After fruitless calls to TELUS tech support I came to the sad conclusion that I had done something horrible to my phone and would need a handheld swap (still under warranty of course).
But still it bothered me: how could the GPS have worked before, and yet even reloading the OS did not fix it!? What could VZW Nav have done to my device that is stored somewhere other than the flash memory?!
After a couple of days I had an inspiration: I fired up QPST 2.7 and read the service programming configuration from the CDMA chipset (fortunately I have my MSL). I browsed through, and stopped when I came to the "gpsOne" tab. I noticed that while "Allowed" was checked off, the PDE IP address was set to "127.0.0.1". The loopback address?? "That can't be right!" I thought. But what should
Fortunately, I had a saved QPST configuration from an earlier HTC S720 handset - I checked that and found that sure enough there was supposed to be a real address in that spot: 216.198.xxx.xxx (I'm not including the actual address here). "No - it couldn't be that easy! Could it?"

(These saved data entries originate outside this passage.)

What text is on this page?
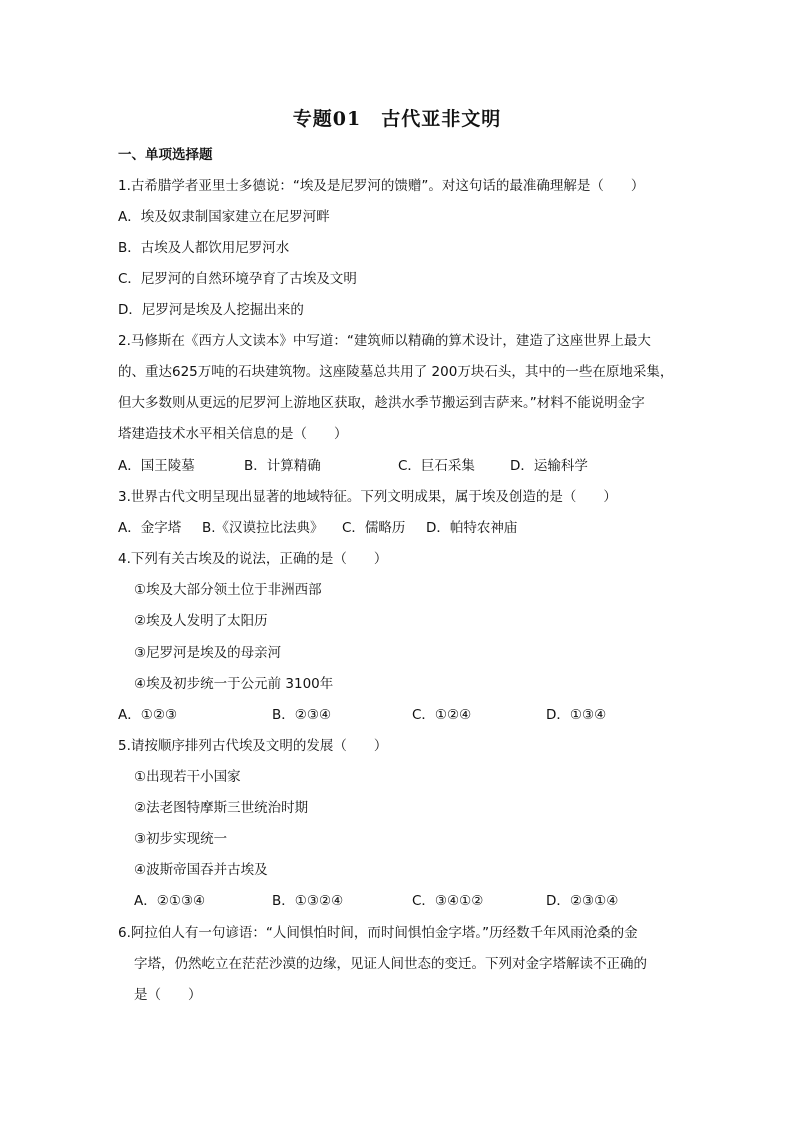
专题01　古代亚非文明
一、单项选择题
1.古希腊学者亚里士多德说：“埃及是尼罗河的馈赠”。对这句话的最准确理解是（　　）
A．埃及奴隶制国家建立在尼罗河畔
B．古埃及人都饮用尼罗河水
C．尼罗河的自然环境孕育了古埃及文明
D．尼罗河是埃及人挖掘出来的
2.马修斯在《西方人文读本》中写道：“建筑师以精确的算术设计，建造了这座世界上最大
的、重达625万吨的石块建筑物。这座陵墓总共用了 200万块石头，其中的一些在原地采集，
但大多数则从更远的尼罗河上游地区获取，趁洪水季节搬运到吉萨来。”材料不能说明金字
塔建造技术水平相关信息的是（　　）
A．国王陵墓	B．计算精确	C．巨石采集	D．运输科学
3.世界古代文明呈现出显著的地域特征。下列文明成果，属于埃及创造的是（　　）
A．金字塔 B.《汉谟拉比法典》 C．儒略历 D．帕特农神庙
4.下列有关古埃及的说法，正确的是（　　）
①埃及大部分领土位于非洲西部
②埃及人发明了太阳历
③尼罗河是埃及的母亲河
④埃及初步统一于公元前 3100年
A．①②③	B．②③④	C．①②④	D．①③④
5.请按顺序排列古代埃及文明的发展（　　）
①出现若干小国家
②法老图特摩斯三世统治时期
③初步实现统一
④波斯帝国吞并古埃及
A．②①③④	B．①③②④	C．③④①②	D．②③①④
6.阿拉伯人有一句谚语：“人间惧怕时间，而时间惧怕金字塔。”历经数千年风雨沧桑的金
字塔，仍然屹立在茫茫沙漠的边缘，见证人间世态的变迁。下列对金字塔解读不正确的
是（　　）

I entered the new address, wrote it to the phone and rebooted. Surprise, surprise - my internal GPS worked again! Conclusion:
VZW Nav appears to wipe out the PDE address stored in the CDMA chipset. Why? Presumably to help VZW enforce their block against third-party software using the internal GPS. Maybe, just maybe - if the appropriate address of the VZW PDE was entered in that field on a VZW 8830, then maybe it would unlock the internal GPS. I have no way of knowing (not a VZW customer) and leave it as an exercise for the reader. Disclaimer:
Messing around with any of the above may brick your phone and I accept no responsibility if you do so. Also, don't ask me for a copy of QPST or your MSL - you are on your own for locating those.